Best grown in organically rich, fertile, consistently moist soils in full sun to part shade. Tolerant of a wide range of soils, including swampy or boggy conditions. Trim roots with a spade and promptly remove root suckers if colonial spread is undesired. Best stem color occurs on young stems. Although pruning is not required, many gardeners choose to remove 20-25% of the oldest stems in early spring of each year to stimulate growth of new stems which will display the best color. As an alternative to annual pruning, some gardeners prune all stems close to the ground (coppice to 8") in early spring every 2-3 years to renew. Any loss of flowers through spring pruning is not terribly significant since the small flowers of this dogwood are rather ordinary. Plants become stressed and more vulnerable to diseases such as canker in hot and humid summer climates south of USDA Zone 7.
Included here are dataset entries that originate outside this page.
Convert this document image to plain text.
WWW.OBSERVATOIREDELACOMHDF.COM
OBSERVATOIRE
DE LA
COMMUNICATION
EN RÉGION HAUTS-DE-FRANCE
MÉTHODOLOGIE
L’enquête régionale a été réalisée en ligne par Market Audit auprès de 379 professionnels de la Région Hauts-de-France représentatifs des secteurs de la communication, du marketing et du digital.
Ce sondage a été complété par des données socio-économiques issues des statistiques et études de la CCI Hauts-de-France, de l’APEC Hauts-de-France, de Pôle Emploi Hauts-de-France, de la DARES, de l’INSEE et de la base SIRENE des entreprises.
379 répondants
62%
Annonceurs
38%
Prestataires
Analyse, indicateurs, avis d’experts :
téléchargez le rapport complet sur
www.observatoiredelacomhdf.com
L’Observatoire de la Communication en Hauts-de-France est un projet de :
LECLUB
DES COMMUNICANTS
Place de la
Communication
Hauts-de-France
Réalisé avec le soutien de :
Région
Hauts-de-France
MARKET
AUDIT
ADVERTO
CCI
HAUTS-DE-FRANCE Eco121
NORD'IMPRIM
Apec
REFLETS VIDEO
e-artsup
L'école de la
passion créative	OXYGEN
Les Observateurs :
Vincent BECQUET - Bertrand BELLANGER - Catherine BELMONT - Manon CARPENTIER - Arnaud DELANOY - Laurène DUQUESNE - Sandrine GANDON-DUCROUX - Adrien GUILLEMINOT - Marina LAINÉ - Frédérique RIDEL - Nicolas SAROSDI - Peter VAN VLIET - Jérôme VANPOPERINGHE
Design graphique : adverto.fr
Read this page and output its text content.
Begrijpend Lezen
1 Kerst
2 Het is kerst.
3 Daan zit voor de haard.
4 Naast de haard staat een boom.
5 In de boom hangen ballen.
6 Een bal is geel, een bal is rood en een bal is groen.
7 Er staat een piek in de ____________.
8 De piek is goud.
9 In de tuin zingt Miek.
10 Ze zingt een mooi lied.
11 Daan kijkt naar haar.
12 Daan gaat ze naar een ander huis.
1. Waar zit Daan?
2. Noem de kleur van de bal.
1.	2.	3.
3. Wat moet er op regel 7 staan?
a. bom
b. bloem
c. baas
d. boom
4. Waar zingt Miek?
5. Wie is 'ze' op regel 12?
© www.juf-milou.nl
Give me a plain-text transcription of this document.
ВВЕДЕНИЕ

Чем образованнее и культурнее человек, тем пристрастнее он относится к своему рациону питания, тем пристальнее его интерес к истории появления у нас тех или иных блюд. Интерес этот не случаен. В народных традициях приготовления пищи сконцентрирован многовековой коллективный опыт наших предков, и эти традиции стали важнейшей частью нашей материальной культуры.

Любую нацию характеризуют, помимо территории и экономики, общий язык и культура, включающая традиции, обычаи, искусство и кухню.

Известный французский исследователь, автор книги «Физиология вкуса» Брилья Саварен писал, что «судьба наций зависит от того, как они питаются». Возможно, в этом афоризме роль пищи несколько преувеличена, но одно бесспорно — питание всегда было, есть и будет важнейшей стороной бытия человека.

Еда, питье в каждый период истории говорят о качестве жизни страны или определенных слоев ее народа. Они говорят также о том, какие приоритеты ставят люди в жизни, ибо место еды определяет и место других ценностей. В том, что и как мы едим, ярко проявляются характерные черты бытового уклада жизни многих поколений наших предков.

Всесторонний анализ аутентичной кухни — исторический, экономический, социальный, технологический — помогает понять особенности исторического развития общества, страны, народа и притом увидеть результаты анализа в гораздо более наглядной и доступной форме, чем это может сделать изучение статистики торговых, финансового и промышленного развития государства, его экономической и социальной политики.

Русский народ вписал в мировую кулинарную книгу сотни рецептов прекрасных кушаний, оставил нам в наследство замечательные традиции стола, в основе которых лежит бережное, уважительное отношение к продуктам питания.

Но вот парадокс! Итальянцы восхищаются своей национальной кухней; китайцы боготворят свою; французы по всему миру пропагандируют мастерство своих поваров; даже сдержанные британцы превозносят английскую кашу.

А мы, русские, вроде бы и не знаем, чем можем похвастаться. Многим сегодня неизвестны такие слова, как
Cornus sericea, commonly known as red twig dogwood or red osier dogwood, is an upright-spreading, suckering shrub that typically grows in the absence of pruning to 6-9’ tall with a slightly larger spread. With the exception of the lower midwest and deep South, this species is native to much of North America where it is typically found growing in wet swampy areas, wetland margins or along lakes and rivers. Ovate to lanceolate, medium to dark green leaves (2-5” long) acquire interesting shades of red to orange eventually fading to purple in autumn. Reddish stems turn bright red in winter and are particularly showy against a snowy backdrop. Tiny, fragrant, white flowers appear in flat-topped clusters (cymes to 2.5” diameter) in late spring, with sparse, intermittent, additional flowering sometimes continuing into summer. Flowers give way to clusters of whitish (sometimes with a bluish tinge) drupes in summer. Fruit is quite attractive to birds and is generally considered to have as much if not more ornamental interest than the flowers.
Red stems somewhat resemble the reddish stems of some osier willows, hence the common name of red osier dogwood. Some cultivars of this species (e.g., C. sericea 'Flaviramia') have yellow stems.
Synonymous with and formerly known as Cornus stolonifera.
Genus name comes from the Latin word cornu meaning horn in probable reference to the strength and density of the wood. Cornus is also the Latin name for cornelian cherry.
Specific epithet from Latin means silky in reference to the hairs present on young twigs and upper leaf surfaces.
'Allemans' is a compact cultivar which grows to a maximum size of 5' tall by 5' wide with a spreading, stoloniferous habit. The outstanding ornamental feature of this plant is its bright red winter stems.
Susceptible to leaf and twig blights, canker and leaf spots. Scale, leaf miners and bagworms are occasional insect pests.
Excellent massed or as a specimen. Effective in shrub borders where plants can be combined with evergreens or a contrasting color of redtwig dogwoods for interesting winter contrast. Also effective in naturalistic plantings in moist soils where plants can be allowed to spread and form thickets. Plants perform very well in wet locations such as low spots or along streams or ponds where spreading roots can help combat soil erosion. May also be used as a property line screen.